The training loss should look similar to the example below:

Checkpointing#

We support training state checkpointing in either Safetensors or PyTorch DCP format.

checkpoint:
  enabled: true
  checkpoint_dir: vlm_checkpoints/
  model_save_format: torch_save  # or "safetensors"
  save_consolidated: false

Integrate Weights & Biases#

You can enable W&B logging by setting your API key and configuring the logger:

export WANDB_API_KEY=<YOUR_WANDB_API_KEY>

Then, add the W&B configuration to your YAML file:

wandb:
  project: nemo_automodel_vlm
  entity: your_entity
  name: gemma3_medpix_vqa_experiment
  save_dir: ./wandb_logs

Run Inference#

After fine-tuning your Gemma 3 or Gemma 3n model, you can use it for inference on new image-text tasks.

Generation Script#

The inference functionality is provided through examples/vlm_generate/generate.py, which supports loading fine-tuned checkpoints and performing image-text generation.

Basic Usage#

uv run examples/vlm_generate/generate.py \
    --checkpoint-path /path/to/checkpoint \
    --prompt "Describe this image." \
    --base-model google/gemma-3-4b-it \
    --image /path/to/image.jpg

The output can be either text (default) or json, with an optional write file.

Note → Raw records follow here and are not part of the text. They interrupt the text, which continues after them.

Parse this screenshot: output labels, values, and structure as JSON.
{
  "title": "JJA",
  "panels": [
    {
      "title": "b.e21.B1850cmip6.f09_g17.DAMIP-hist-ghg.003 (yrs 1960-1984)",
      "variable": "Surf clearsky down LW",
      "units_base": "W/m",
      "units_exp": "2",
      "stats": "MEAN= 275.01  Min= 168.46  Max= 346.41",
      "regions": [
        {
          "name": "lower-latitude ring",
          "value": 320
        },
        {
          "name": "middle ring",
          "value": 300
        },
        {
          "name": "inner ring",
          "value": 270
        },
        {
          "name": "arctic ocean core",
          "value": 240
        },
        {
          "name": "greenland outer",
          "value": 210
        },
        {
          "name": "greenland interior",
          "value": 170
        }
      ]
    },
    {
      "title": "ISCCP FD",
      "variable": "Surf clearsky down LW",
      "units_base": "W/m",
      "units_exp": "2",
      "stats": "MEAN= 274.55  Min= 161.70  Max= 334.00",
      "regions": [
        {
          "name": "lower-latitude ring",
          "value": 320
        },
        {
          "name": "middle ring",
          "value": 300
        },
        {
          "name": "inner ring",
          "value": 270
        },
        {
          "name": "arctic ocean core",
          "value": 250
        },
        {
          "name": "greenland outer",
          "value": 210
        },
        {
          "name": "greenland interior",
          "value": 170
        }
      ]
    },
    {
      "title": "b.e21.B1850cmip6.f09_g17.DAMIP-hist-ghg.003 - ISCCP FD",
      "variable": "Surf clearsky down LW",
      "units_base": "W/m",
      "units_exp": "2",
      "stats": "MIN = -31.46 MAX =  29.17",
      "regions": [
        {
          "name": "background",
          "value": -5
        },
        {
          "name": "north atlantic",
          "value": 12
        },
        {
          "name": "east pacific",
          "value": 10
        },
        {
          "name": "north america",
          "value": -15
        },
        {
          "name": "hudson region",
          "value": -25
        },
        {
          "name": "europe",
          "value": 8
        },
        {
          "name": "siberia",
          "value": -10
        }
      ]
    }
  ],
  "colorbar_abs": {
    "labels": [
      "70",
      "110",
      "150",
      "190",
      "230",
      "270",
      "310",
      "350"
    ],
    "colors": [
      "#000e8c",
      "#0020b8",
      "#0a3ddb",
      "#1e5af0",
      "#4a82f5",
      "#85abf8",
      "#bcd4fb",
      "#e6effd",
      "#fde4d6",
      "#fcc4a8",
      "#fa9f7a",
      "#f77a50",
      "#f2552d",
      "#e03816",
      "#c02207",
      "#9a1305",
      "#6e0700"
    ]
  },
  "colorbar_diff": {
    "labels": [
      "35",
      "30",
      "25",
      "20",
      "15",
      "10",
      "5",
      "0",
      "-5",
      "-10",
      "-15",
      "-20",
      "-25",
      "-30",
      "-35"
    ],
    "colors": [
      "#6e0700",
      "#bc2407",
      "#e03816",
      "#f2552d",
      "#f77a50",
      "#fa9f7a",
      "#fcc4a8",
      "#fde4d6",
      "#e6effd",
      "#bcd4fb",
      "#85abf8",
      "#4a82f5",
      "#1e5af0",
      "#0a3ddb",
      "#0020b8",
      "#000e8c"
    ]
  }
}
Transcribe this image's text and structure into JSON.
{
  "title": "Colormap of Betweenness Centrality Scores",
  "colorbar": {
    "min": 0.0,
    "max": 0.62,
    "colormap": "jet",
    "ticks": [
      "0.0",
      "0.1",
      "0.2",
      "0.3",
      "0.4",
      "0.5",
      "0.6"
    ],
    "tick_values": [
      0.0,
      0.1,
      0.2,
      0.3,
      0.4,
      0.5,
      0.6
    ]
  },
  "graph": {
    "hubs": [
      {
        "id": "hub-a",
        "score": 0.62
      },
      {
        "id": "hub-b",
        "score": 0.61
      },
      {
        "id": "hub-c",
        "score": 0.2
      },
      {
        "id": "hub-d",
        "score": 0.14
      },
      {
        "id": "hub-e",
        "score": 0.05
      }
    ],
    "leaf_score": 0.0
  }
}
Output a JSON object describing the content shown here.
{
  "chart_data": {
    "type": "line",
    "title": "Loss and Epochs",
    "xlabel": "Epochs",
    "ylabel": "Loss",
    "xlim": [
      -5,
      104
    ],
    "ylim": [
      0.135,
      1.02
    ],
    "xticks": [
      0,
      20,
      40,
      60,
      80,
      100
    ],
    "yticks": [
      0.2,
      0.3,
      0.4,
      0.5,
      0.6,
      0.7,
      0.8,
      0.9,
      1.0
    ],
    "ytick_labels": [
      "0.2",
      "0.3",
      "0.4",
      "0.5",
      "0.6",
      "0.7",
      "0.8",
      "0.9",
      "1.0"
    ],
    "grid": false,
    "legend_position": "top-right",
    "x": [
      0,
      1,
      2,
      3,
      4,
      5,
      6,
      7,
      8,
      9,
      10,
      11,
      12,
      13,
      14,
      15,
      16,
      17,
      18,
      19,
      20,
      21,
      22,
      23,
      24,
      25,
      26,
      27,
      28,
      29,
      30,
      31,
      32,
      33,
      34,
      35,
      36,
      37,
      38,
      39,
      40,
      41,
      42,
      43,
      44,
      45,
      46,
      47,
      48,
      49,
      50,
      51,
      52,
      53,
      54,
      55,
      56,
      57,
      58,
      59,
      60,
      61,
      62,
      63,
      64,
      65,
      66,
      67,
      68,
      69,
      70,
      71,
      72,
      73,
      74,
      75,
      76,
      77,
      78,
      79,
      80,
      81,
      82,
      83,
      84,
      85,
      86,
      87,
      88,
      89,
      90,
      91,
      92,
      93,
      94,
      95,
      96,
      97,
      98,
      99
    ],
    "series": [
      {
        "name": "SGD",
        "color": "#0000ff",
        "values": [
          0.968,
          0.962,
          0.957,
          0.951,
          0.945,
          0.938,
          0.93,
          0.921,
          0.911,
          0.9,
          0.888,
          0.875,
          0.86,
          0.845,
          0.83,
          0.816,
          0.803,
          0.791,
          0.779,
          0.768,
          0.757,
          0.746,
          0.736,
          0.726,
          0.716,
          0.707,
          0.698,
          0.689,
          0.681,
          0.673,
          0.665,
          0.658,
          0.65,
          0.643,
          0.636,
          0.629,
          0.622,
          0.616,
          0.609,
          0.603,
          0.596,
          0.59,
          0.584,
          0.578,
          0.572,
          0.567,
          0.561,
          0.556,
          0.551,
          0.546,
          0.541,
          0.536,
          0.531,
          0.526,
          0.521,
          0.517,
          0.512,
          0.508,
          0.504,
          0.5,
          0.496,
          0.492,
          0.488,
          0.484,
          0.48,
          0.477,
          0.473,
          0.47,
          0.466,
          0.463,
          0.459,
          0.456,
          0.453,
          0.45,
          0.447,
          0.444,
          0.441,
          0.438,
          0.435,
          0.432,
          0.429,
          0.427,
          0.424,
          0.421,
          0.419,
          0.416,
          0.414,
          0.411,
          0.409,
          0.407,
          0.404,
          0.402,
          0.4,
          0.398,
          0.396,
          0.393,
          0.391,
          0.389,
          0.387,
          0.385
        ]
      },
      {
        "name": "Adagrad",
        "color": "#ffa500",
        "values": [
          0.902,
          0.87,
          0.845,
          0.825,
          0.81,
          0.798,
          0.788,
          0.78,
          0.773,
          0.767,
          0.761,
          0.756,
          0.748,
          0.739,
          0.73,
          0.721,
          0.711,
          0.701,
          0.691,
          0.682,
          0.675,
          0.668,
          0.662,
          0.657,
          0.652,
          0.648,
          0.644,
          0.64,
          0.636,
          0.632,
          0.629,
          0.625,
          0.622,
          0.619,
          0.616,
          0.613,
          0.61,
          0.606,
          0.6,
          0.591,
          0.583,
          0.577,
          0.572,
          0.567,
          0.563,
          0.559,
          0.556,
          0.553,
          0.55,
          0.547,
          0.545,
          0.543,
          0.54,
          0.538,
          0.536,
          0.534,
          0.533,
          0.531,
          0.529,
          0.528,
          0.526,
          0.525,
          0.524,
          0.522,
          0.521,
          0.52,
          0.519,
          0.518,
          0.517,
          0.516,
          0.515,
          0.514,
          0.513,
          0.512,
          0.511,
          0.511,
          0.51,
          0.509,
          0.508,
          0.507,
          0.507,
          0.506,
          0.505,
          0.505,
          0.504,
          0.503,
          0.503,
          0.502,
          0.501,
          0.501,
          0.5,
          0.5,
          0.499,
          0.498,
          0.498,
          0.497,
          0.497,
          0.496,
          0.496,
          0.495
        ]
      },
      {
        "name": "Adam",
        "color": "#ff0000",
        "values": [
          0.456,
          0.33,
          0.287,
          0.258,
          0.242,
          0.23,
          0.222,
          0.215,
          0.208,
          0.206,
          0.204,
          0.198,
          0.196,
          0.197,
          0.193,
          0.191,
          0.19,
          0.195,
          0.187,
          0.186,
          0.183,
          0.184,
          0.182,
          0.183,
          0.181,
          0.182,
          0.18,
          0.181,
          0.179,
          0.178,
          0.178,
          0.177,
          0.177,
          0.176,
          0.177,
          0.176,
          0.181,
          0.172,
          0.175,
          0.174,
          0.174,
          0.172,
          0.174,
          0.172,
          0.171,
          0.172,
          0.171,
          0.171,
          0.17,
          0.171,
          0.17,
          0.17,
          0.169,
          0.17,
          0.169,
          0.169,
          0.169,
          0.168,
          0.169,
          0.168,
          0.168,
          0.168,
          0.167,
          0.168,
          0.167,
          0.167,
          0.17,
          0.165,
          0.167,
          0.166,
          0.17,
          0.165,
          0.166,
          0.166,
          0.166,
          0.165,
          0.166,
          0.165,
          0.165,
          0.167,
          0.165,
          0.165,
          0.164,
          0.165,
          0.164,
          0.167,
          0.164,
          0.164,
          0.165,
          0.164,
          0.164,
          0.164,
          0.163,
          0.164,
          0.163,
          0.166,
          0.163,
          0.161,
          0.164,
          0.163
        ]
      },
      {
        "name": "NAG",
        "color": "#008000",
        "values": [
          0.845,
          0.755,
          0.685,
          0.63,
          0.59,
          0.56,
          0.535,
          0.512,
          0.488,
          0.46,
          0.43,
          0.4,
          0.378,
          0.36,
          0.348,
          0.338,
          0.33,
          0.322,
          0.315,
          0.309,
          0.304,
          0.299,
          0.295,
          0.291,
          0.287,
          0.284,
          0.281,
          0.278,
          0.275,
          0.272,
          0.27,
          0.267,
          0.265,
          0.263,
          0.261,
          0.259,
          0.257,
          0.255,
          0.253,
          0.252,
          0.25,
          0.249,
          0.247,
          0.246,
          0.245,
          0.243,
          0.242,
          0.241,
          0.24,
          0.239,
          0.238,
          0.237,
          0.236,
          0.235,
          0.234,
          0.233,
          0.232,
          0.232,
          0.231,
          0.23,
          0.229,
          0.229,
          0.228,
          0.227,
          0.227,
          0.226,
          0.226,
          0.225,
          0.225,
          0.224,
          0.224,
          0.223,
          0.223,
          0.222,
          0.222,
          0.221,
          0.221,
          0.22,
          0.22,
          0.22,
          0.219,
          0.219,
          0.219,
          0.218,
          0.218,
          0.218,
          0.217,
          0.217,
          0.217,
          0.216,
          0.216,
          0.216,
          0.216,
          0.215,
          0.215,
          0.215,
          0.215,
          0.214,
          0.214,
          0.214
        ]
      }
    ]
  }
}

For models trained on MedPix-VQA, load the trained checkpoint and generate outputs using the following command. Be sure to specify the same base model used during training:

uv run examples/vlm_generate/generate.py \
    --checkpoint-path vlm_checkpoints/epoch_0_step_200 \
    --prompt "What medical condition is shown in this image?" \
    --base-model google/gemma-3-4b-it \
    --image medical_image.jpg

When checkpoints are saved from PEFT training, they contain only the adapter weights. To use them for generation, you need to specify the PEFT configuration. Run the following command to load and generate from adapters trained on MedPix-VQA:

uv run examples/vlm_generate/generate.py \
    --checkpoint-path peft_vlm_checkpoints/epoch_0_step_200/ \
    --prompt "What medical condition is shown in this image?" \
    --image-url medical_image.jpg \
    --base-model google/gemma-3-4b-it \
    --is-peft \
    --peft-exclude-modules *vision_tower* *vision* *visual* *audio* *image_encoder* *lm_head*

Given the following image:

And the prompt:

How does the interhemispheric fissure appear in this image?

Example Gemma 3 response:

The interhemispheric fissure appears as a dark streak, indicating significant tissue loss.

Example Gemma 3n response:

The interhemispheric fissure appears somewhat obscured by the fluid-filled mass.